The employer, which was going through bankruptcy, realized that it could recoup $5 million dollars for the benefit of its creditors if it terminated the plan and purchased annuities to cover the plan's obligations to the participants.  The Supreme Court said that the employer's purchase of annuities comported with the provision of ERISA setting forth permissible methods of terminating a single-employer plan and distributing assets, 29 U.S.C. section 1341(b)(3)(A).

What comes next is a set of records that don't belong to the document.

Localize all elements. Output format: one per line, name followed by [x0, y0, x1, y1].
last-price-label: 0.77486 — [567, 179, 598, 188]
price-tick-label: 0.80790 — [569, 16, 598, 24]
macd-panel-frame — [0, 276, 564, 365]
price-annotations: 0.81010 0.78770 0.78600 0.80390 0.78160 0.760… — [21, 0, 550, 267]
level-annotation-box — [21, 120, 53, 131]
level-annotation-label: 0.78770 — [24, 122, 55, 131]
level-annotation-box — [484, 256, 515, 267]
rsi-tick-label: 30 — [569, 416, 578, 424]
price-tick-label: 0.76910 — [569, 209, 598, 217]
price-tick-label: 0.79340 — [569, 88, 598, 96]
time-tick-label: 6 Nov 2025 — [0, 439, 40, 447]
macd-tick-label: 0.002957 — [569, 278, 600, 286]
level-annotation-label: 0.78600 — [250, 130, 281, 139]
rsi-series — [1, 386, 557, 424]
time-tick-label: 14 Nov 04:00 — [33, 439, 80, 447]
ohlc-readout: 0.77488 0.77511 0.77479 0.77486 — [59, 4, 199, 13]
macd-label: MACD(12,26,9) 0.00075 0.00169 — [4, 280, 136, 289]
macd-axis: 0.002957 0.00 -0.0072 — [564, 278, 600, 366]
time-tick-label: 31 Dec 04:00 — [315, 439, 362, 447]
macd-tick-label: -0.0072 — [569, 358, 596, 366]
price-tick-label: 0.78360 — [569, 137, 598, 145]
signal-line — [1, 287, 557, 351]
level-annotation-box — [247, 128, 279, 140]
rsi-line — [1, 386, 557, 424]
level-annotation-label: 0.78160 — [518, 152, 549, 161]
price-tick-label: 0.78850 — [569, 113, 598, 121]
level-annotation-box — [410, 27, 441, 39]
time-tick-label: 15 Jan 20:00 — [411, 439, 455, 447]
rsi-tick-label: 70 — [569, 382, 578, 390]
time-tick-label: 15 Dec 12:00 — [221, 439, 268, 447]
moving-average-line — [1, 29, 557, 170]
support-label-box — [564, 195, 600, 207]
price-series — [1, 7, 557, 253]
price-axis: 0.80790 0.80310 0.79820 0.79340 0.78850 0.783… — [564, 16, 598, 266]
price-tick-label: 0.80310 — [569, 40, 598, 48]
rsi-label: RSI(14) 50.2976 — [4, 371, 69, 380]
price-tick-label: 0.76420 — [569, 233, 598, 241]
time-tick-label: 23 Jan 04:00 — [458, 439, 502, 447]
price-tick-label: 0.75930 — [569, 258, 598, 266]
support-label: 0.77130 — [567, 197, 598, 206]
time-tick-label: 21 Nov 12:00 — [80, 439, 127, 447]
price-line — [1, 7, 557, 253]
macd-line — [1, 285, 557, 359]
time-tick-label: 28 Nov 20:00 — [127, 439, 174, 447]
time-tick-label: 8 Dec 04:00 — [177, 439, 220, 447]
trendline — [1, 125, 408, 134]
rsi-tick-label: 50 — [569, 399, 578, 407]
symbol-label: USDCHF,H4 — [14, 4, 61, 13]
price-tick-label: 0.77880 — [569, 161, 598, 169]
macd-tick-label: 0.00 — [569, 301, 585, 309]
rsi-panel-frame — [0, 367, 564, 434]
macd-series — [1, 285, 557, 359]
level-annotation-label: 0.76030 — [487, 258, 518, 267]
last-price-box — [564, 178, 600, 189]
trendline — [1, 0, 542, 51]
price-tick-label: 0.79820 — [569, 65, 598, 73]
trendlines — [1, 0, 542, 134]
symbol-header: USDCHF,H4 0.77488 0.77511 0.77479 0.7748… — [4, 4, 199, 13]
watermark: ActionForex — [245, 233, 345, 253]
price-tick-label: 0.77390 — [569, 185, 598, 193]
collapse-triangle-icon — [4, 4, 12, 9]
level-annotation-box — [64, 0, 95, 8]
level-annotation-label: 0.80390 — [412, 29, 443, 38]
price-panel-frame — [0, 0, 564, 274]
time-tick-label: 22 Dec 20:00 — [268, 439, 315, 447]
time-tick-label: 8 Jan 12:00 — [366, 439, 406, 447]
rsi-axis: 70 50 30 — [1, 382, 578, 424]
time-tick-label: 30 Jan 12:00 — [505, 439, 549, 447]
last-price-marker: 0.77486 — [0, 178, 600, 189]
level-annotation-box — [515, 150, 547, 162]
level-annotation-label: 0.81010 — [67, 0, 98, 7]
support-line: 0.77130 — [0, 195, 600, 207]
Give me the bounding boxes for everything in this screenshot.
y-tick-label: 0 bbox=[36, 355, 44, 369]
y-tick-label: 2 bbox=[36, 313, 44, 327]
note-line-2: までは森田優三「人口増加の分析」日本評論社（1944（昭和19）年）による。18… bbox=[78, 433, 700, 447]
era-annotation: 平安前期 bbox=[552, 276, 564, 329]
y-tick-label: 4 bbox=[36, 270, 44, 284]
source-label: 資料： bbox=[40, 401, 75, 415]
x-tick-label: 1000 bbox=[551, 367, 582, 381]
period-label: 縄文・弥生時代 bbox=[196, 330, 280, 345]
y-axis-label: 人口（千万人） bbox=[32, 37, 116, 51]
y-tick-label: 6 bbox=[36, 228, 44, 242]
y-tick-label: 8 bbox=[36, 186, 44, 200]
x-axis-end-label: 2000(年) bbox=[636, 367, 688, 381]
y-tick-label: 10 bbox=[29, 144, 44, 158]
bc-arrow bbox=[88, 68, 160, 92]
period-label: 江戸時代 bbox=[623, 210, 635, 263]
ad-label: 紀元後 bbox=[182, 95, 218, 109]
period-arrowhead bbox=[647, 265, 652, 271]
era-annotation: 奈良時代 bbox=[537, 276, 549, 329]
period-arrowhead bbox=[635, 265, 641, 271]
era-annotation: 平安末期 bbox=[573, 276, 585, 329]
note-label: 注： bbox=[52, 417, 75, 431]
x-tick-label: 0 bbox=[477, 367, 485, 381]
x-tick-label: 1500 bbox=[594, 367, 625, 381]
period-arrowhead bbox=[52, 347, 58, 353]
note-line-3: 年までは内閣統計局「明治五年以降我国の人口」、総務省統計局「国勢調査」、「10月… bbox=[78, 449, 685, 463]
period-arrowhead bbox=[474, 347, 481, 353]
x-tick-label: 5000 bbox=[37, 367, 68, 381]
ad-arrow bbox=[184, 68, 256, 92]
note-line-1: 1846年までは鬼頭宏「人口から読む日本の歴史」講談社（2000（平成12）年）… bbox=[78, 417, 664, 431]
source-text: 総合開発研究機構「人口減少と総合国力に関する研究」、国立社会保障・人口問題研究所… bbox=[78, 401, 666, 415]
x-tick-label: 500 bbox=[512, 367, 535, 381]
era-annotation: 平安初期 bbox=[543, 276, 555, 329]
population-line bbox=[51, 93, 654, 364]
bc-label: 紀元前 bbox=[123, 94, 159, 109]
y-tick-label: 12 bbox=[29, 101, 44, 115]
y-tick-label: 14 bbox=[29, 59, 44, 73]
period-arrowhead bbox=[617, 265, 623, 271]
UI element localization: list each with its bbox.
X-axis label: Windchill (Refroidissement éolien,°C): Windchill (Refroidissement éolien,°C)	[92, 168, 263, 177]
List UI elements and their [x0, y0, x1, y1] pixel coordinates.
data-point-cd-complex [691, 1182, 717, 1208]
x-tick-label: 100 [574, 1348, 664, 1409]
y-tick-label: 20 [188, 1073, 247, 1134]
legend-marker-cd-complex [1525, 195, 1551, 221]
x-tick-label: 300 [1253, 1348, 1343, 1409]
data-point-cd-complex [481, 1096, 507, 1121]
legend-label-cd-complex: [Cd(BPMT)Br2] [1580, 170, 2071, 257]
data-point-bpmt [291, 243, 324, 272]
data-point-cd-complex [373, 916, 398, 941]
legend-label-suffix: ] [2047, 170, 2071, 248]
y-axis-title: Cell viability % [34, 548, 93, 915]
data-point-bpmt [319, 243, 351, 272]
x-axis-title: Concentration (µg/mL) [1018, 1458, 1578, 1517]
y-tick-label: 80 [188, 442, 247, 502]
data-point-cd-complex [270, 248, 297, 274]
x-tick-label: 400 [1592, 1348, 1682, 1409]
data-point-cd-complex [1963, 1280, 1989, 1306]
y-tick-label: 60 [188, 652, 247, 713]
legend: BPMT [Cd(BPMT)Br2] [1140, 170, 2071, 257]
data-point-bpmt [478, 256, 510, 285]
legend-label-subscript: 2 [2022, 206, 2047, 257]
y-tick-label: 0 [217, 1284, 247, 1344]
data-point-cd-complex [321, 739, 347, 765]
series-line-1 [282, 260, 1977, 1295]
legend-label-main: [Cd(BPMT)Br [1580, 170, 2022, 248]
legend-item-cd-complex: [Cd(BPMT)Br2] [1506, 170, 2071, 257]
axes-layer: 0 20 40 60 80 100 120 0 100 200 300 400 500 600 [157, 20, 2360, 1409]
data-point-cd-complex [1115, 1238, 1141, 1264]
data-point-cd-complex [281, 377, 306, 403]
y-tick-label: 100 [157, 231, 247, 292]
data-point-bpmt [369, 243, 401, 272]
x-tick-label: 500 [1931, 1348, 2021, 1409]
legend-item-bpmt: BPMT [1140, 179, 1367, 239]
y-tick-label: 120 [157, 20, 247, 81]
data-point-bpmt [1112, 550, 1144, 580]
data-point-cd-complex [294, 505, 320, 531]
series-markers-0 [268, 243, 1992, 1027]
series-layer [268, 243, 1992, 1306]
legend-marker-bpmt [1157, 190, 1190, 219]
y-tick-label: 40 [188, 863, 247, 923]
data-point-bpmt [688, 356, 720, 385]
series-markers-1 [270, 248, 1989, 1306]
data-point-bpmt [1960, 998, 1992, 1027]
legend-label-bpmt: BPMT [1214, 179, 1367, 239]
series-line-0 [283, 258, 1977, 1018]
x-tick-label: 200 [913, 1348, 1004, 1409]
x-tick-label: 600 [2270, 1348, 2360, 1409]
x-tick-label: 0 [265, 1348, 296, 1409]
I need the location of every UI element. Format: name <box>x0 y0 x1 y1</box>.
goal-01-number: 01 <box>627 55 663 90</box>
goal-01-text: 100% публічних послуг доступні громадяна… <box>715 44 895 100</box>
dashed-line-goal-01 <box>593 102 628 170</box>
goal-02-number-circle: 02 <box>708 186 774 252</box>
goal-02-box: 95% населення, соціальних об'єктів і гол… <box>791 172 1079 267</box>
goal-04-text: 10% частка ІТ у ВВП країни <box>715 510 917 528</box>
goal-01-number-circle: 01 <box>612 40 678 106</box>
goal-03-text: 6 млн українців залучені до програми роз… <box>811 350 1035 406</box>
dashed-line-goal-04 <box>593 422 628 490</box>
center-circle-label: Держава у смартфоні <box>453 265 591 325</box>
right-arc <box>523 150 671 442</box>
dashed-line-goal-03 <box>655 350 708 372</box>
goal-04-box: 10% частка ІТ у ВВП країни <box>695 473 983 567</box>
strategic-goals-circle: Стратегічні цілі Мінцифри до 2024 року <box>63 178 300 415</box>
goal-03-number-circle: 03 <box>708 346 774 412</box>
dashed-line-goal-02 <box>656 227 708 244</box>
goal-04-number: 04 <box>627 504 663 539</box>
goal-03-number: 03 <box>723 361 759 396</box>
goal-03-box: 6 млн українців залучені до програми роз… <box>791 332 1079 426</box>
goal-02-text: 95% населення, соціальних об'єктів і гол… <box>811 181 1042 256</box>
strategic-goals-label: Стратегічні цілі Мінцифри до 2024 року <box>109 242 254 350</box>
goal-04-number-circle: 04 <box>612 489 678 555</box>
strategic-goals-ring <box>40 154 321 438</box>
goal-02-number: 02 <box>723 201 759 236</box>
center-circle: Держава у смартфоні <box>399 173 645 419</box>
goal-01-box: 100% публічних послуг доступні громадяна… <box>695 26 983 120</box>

The court made another useful point concerning ERISA fiduciary duties when it noted that although the employer acted as the plan sponsor and plan administrator, ERISA fiduciary duties are implicated only when the employer acts as the plan administrator.  When the employer acts as a plan sponsor, it is acting as a settlor, which is immune from ERISA's fiduciary obligations.

 

Honest Services Fraud Can Require Jail Time

Public employees who take bribes or otherwise receive cash or other gifts in exchange for taking an action within their official exercise of power may be subject to prosecution under 18 U.S.C. § 1346, which could result in jail time.  This type of crime is called "Honest Services Fraud."

The Seventh Circuit Court of Appeals held in U.S. v. Bloom, 149 F.3d 649 (7th Cir. 1998), that the misuse of office for private gain is the line that separates run of the mill breaches of fiduciary duty from a federal crime.  Put another way, this line separates a civil lawsuit (a breach of fiduciary duty) from a federal lawsuit with the potential for jail time.